LAWRIE WILLIAMS: Gold stuttering. All else playing catch-up
We had been commenting earlier this week that almost all asset classes, with the exception of gold, had been suffering significant downturns in price. Now it looks like the markets had been a bit premature and for the past couple of days, they have been seeing yet another trend reversal. Equities, bitcoin and the oil price were all picking up and gold was stuttering, with the latter managing to stay mostly above the $1,800 level – but only just. Indeed it did spike down well below $1,800 in this morning’s trade in Europe but was picking up slightly at the time of writing, although remaining still a couple of dollars short of $1.800.
The gold stocks were correcting too. After some heavy falls on Monday, despite gold’s reasonable performance when all else seemed to be trending downwards, the major gold indexes were all moving down along with the general equities sector. For the past couple of days, though, they have been trending in a positive direction again, despite gold itself now looking weaker. As we have stated before, at a gold price of $1,800 an ounce, most should be putting in a strong profit performance – and dividend payers should be able to generate excellent returns for their shareholders.
Perhaps key to gold’s likely future performance is that rising inflation levels, coupled with the U.S. Fed’s apparent reluctance to implement any tapering until unemployment levels are at, or near, pre-Covid levels, will keep real interest rates increasingly negative. Given that gold’s oft-cited principal negative attribute is that it is a non-interest bearing asset, then when real interest rates turn negative that is usually a huge positive for the gold price. In this latest case negative interest rates look to be becoming ever increasingly high and likely to persist for at least the next two years – and probably longer. That is a massive positive for gold investment and its role as a protector of wealth. But the yellow metal is still likely to face headwinds as it is currently. Much will depend on the Fed holding its nerve and not starting to taper earlier than it has been saying. However, even if it does it is unlikely to raise interest rates sufficiently to counter the negative real rate situation.
We had commented in earlier articles that July and August had been strong months for the gold price in the past couple of years, but Jeff Christian of New York-based metals consultancy, CPM Group, points out that these months historically have been weak months for precious metals prices, which is certainly what we are seeing for July at the moment. The past two years may just, therefore, prove to be exceptions to thye normal northern summer investment blues.
We have also seen another potentially very positive piece of news for gold, though, in that the Brazilian central bank has joined what seems to be an increasing list of countries expanding their gold reserves by quite significant amounts. Central banks have been increasing their reserve holdings for some year, but the bulk of these rises had been coming from only two countries – China, which officially ceased gold buying a couple of years ago, and Russia which had also ceased official gold purchases in favour of persuading its gold miners to sell their output on the international market (according to Metals Focus Russia is currently the world’s second largest global gold producer after China) in order to alleviate some adverse balance of payments trends caused by the huge fall in oil and gas prices – previously its biggest export earner.
So far this year, while China and Russia have apparently stayed out of the gold-buying coterie altogether, we have seen announcements of major gold purchases from Hungary (63 tonnes) and Thailand (90 tonnes), as well as the recent Brazilian one (41 tonnes), and intimations from some other countries – notably Poland and Ghana that they are planning to add significant amounts of gold to their reserves too. There could well be others! Meanwhile countries like India and Kazakhstan have been regular monthly gold buyers for at least the past couple of years. Overall it looks, therefore, that central banks will remain strong purchasers of gold for now, which is definitely a big positive for gold’s supply/demand fundamentals.

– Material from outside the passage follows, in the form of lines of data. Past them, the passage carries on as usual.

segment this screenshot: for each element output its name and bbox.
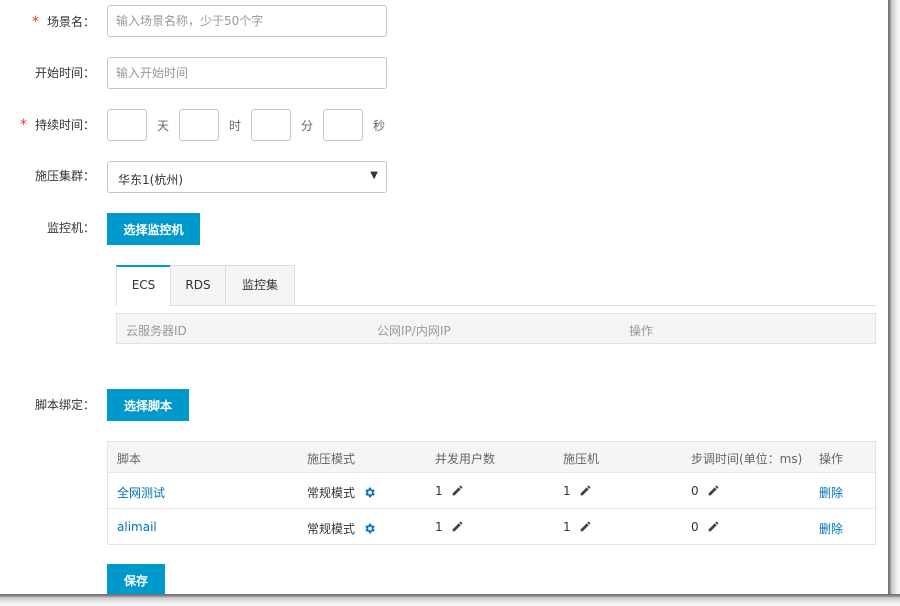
- machines-value: 1: [563, 520, 571, 534]
- start-time-label: 开始时间：: [34, 66, 95, 80]
- gear-icon[interactable]: [363, 522, 376, 535]
- column-header: 施压机: [563, 452, 600, 466]
- column-header: 脚本: [117, 452, 142, 466]
- column-header: 公网IP/内网IP: [377, 324, 451, 338]
- delete-link[interactable]: 删除: [819, 484, 843, 501]
- pencil-icon[interactable]: [707, 484, 720, 497]
- duration-seconds-input[interactable]: [323, 109, 363, 141]
- script-name-link[interactable]: 全网测试: [117, 484, 165, 501]
- pencil-icon[interactable]: [451, 520, 464, 533]
- pacing-value: 0: [691, 520, 699, 534]
- cluster-select[interactable]: 华东1(杭州) ▼: [107, 161, 387, 193]
- users-value: 1: [435, 520, 443, 534]
- duration-hours-unit: 时: [229, 119, 242, 133]
- tab-monitor-set[interactable]: 监控集: [225, 265, 295, 305]
- column-header: 操作: [819, 452, 844, 466]
- table-header-row: 脚本 施压模式 并发用户数 施压机 步调时间(单位：ms) 操作: [108, 442, 875, 472]
- pencil-icon[interactable]: [579, 484, 592, 497]
- column-header: 操作: [629, 324, 654, 338]
- scene-name-input[interactable]: [107, 5, 387, 37]
- column-header: 并发用户数: [435, 452, 496, 466]
- scene-name-label: * 场景名：: [31, 14, 95, 30]
- duration-label: * 持续时间：: [19, 117, 95, 133]
- cluster-label: 施压集群：: [34, 169, 95, 183]
- table-row: 全网测试 常规模式 1 1 0 删除: [108, 472, 875, 508]
- caret-down-icon: ▼: [370, 170, 378, 181]
- pencil-icon[interactable]: [579, 520, 592, 533]
- machines-cell: 1: [563, 484, 592, 498]
- pacing-cell: 0: [691, 520, 720, 534]
- column-header: 步调时间(单位：ms): [691, 452, 803, 466]
- delete-link[interactable]: 删除: [819, 520, 843, 537]
- gear-icon[interactable]: [363, 486, 376, 499]
- select-script-button[interactable]: 选择脚本: [107, 389, 189, 421]
- mode-value: 常规模式: [307, 486, 356, 500]
- mode-value: 常规模式: [307, 522, 356, 536]
- window-shadow-bottom: [0, 594, 900, 606]
- machines-value: 1: [563, 484, 571, 498]
- pacing-value: 0: [691, 484, 699, 498]
- pencil-icon[interactable]: [451, 484, 464, 497]
- pacing-cell: 0: [691, 484, 720, 498]
- users-cell: 1: [435, 484, 464, 498]
- monitor-label: 监控机：: [46, 221, 95, 235]
- duration-hours-input[interactable]: [179, 109, 219, 141]
- tab-ecs[interactable]: ECS: [116, 265, 171, 306]
- table-row: alimail 常规模式 1 1 0 删除: [108, 508, 875, 544]
- ecs-table-header: 云服务器ID 公网IP/内网IP 操作: [116, 313, 876, 344]
- users-value: 1: [435, 484, 443, 498]
- column-header: 施压模式: [307, 452, 356, 466]
- cluster-selected-value: 华东1(杭州): [118, 173, 183, 187]
- required-mark: *: [31, 14, 39, 30]
- required-mark: *: [19, 117, 27, 133]
- script-label: 脚本绑定：: [34, 398, 95, 412]
- duration-days-input[interactable]: [107, 109, 147, 141]
- window-shadow-right: [888, 0, 900, 606]
- duration-seconds-unit: 秒: [373, 119, 386, 133]
- script-name-link[interactable]: alimail: [117, 520, 157, 534]
- mode-cell: 常规模式: [307, 520, 376, 537]
- duration-minutes-input[interactable]: [251, 109, 291, 141]
- pencil-icon[interactable]: [707, 520, 720, 533]
- machines-cell: 1: [563, 520, 592, 534]
- duration-minutes-unit: 分: [301, 119, 314, 133]
- select-monitor-button[interactable]: 选择监控机: [107, 213, 200, 245]
- start-time-input[interactable]: [107, 57, 387, 89]
- users-cell: 1: [435, 520, 464, 534]
- tab-rds[interactable]: RDS: [170, 265, 226, 305]
- save-button[interactable]: 保存: [107, 564, 165, 596]
- duration-days-unit: 天: [157, 119, 170, 133]
- mode-cell: 常规模式: [307, 484, 376, 501]
- monitor-tabs: ECS RDS 监控集: [116, 265, 876, 306]
- column-header: 云服务器ID: [126, 324, 187, 338]
- script-table: 脚本 施压模式 并发用户数 施压机 步调时间(单位：ms) 操作 全网测试 常规…: [107, 441, 876, 545]
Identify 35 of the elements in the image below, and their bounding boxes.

There are worries that new variants of the COVID-19 virus are setting the world back in its efforts to reduce its impact. We have seen, for example, a very worrying massive increase in new daily numbers of virus infections in the U.S., which is the primary driver of most markets – including precious metals. With a big anti-vaccination element apparent in the world’s biggest economy, this is only likely to get worse before it gets better and this will likely have an undue impact on equity markets, and perhaps on bitcoin and the more industrial demand-driven precious metals, once the public becomes fully aware of the extent of this problem. As happened earlier in the week gold could well benefit as a safe haven, but equities could suffer again as impressions of a rapid forthcoming end to the pandemic seem to receding.